You've seen this before, many times. There are some very smart students working in a cutting edge field, held back by mindless processes or people who possess more arrogance than knowledge or intuition, deciding to do stuff on their own, usually prompted by a personal tragedy that gives the attempt legitimacy, which seems to work at first exceptionally well only then to backfire in terrible ways. Under the guise of a modern science fiction story, it's the same conservative fear that teaches everybody things should not change and there should always be control, just not yours. It's always the damn Icarus story retold ad nauseam for two millennia and the relatable group of young adults that somehow represent humanity as "imperfect heroes". No wonder we're all doomed.
I wonder, was it so controversial to just make the students want to steal the resources of the lab they are working in just because they have a wild idea that they feel like exploring?
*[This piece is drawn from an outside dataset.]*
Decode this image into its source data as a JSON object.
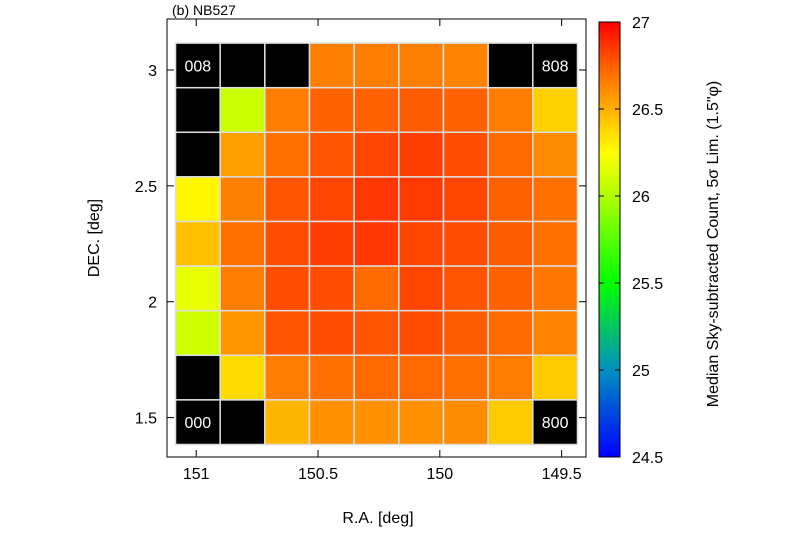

Was it so complicated to make them actually succeed and not fail spectacularly? Why can't we see them fail, then fail again, then succeed because they kept at it, like scientists do? Not the hollow cliché when they think they failed but in the morning they see that it had actually worked. Wouldn't it have been nice to see the global consequences of a brilliant discovery, something that both works magnificently and is wasted on a corrupt and decadent society? You can't ask that from a low budget Swedish film, but why the hell can't we see that?
Anyway, this is a low budget Swedish clone of similar American movies, themselves tired and uninspired retellings of the Icarus story.